“Kaïs Ier, Président d’un bateau ivre” de Nizar Bahloul: Chroniques autour d’un personnage hors du commun

Par Mohamed Ali Ben Sghaïer

La personnalité de Kaïs Saïed a donné, dès son apparition dans les médias, quelques mois après la Révolution, du grain à moudre. Ce néophyte en politique qui a fait ses premières armes par le biais de la magistrature suprême, a réussi, en un laps de temps extrêmement court, à s’attirer les bonnes grâces des citoyens, notamment ceux pâtissant des frustrations de tout genre envers une classe politique avare et vouée aux échecs à répétition.

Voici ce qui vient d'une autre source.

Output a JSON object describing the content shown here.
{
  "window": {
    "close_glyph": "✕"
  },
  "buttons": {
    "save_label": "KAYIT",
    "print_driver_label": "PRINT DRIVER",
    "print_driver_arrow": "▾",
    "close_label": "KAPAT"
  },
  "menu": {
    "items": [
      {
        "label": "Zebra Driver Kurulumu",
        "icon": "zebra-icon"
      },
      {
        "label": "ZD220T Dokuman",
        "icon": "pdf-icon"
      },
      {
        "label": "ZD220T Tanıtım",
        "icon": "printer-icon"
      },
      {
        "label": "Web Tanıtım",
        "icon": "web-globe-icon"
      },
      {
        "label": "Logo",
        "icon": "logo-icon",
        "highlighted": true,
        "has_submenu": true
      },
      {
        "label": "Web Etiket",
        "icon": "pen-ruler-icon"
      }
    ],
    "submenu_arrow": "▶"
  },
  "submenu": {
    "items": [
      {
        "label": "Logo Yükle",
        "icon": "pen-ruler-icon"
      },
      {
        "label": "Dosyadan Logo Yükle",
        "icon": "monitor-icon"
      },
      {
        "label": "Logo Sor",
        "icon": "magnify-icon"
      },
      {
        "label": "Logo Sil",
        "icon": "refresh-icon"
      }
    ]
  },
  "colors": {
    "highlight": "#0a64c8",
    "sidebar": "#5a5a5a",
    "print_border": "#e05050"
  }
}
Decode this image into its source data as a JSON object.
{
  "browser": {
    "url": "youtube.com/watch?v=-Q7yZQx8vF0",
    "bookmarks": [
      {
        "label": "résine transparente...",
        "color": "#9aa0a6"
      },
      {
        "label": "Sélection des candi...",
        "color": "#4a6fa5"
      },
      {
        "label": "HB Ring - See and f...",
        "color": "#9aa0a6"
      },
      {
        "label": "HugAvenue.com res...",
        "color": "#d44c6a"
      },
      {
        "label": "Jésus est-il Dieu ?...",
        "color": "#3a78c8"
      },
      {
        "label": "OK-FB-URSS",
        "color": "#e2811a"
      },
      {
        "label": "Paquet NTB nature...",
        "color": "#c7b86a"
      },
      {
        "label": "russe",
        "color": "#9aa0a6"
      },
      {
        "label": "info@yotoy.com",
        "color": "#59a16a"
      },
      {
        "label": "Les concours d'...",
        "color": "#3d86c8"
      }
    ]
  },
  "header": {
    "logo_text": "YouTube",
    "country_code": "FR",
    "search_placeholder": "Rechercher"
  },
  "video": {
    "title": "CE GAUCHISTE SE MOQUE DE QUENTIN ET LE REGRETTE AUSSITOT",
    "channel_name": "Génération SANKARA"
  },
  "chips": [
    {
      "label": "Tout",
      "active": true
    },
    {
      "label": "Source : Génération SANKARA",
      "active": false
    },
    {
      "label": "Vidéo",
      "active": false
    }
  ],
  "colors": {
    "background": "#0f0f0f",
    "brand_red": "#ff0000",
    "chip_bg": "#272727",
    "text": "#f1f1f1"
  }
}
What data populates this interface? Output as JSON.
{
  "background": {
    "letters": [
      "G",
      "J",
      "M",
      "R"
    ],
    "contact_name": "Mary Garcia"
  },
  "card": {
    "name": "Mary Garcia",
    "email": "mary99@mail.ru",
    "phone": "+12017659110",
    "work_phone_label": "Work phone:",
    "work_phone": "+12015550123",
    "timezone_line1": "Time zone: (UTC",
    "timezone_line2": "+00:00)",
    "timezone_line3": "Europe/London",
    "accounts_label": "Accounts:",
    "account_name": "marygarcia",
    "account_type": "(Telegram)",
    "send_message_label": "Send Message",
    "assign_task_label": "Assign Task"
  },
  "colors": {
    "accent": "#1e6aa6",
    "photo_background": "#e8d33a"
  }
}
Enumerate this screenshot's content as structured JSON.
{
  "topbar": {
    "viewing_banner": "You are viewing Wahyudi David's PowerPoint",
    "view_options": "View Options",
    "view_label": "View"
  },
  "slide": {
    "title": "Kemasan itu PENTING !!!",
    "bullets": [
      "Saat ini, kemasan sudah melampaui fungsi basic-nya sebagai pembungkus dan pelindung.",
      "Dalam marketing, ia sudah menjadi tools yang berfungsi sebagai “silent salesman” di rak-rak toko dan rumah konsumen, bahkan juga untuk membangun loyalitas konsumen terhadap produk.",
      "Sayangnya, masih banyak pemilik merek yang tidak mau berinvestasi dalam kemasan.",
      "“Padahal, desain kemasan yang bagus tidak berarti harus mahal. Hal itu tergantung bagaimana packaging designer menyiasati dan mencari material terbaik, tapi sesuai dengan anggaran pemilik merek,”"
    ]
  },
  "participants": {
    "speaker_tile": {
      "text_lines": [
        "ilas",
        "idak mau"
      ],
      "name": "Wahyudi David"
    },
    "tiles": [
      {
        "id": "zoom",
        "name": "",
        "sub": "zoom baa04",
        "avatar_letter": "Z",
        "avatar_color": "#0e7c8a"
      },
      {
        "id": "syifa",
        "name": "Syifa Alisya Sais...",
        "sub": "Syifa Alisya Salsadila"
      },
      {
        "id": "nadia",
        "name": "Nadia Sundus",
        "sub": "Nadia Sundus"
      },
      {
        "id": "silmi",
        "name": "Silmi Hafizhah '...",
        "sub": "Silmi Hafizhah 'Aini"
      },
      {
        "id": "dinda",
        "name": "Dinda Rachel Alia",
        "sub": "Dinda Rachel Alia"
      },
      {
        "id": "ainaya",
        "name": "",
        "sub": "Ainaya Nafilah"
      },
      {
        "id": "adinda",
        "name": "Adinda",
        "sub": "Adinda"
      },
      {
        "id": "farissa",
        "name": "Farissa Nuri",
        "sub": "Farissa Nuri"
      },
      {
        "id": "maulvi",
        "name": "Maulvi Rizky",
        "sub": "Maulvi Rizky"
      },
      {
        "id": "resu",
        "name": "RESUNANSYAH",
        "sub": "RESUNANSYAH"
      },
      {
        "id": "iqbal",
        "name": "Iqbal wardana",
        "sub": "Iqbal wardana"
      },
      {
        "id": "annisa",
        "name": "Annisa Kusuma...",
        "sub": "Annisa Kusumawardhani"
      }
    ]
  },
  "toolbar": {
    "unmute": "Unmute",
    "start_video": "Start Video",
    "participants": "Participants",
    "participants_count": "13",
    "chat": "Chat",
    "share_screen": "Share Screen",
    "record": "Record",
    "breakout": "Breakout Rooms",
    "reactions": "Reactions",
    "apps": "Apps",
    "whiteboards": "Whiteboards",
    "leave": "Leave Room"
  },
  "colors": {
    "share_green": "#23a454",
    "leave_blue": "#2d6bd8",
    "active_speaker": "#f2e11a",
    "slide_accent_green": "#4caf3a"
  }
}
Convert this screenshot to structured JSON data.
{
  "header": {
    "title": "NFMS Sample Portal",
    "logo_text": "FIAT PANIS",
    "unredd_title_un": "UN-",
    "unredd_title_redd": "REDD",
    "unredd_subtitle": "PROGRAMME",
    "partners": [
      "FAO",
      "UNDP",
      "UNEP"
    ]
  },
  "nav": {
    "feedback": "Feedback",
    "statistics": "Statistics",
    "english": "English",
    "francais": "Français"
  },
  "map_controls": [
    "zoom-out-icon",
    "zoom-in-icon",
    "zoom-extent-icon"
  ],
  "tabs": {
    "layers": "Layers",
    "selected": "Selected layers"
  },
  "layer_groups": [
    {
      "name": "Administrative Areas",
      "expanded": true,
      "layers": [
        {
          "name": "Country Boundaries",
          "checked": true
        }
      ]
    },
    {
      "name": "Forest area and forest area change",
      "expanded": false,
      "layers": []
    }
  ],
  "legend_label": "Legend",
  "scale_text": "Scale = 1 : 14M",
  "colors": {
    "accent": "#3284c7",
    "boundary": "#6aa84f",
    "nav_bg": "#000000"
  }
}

Passés déjà les 365 jours de grâce accordés aux responsables politiques de premier plan, dont le président de la République Kaïs Saïed, pour pouvoir agir librement, l’heure est à l’établissement d’un bilan. « Qu’a fait Kaïs Saïed durant un an ? », c’est la question qu’a posée notre collègue et ami le journaliste et fondateur de Business News, Nizar Bahloul. La réponse, on peut la trouver dans un ouvrage qu’il vient de sortir il y a quelques jours. Edité par Edito Editions, “Kaïs Ier, Président d’un bateau ivre” nous présente un éclairage, mais aussi une lecture critique d’une année d’exercice de Kaïs Saïed du pouvoir.

Pour l’auteur de ce livre, « parler de Kaïs Saïed, un an après son investiture, est un exercice risqué ». Sauf que, pour Nizar Bahloul, «un an après ou à mi-mandat, les médias se doivent de dresser un bilan de ce qui a été réalisé et de ce qui reste à réaliser».

Le bilan…

Passionné de journalisme de longue date, ancien journaliste à Réalités qu’il a rejoint à un âge précoce, 16 ans plus exactement, Nizar Bahloul, a essayé d’établir un bilan objectif, à charge et à décharge, d’une année d’exercice d’un président dont le comportement et les agissements ont largement donné matière à réflexion. Mais pourquoi l’avoir nommé «Kaïs Ier» ? D’après l’auteur, c’était l’idée de Marouane Achouri, rédacteur en chef de Business News dont certaines chroniques ont été intégrées dans cet ouvrage. On voulait faire, à travers cette appellation, allusion à une année de pouvoir d’un «Kaïser » (César), d’un empereur seul à Carthage. Et qu’en est-il de ce bateau ivre ? L’auteur n’y est pas allé avec le dos de la cuillère : «Il s’agit d’une suggestion de Mokhtar Tlili qui m’a proposé ce titre étant donné que la Tunisie était dans une mauvaise passe», précise-t-il. Et Nizar Bahloul d’ajouter dans une déclaration médiatique : «C’est aussi un hommage à Arthur Rimbaud (poète français auteur, en 1861, du poème «Le Bateau ivre») que jai voulu rendre». C’est comme sil’auteur voulait mettre en garde Kaïs Saïed contre les dérapages commis ou qui pourraient l’être dans les années à venir durant son mandat qui prendra fin dans quatre ans.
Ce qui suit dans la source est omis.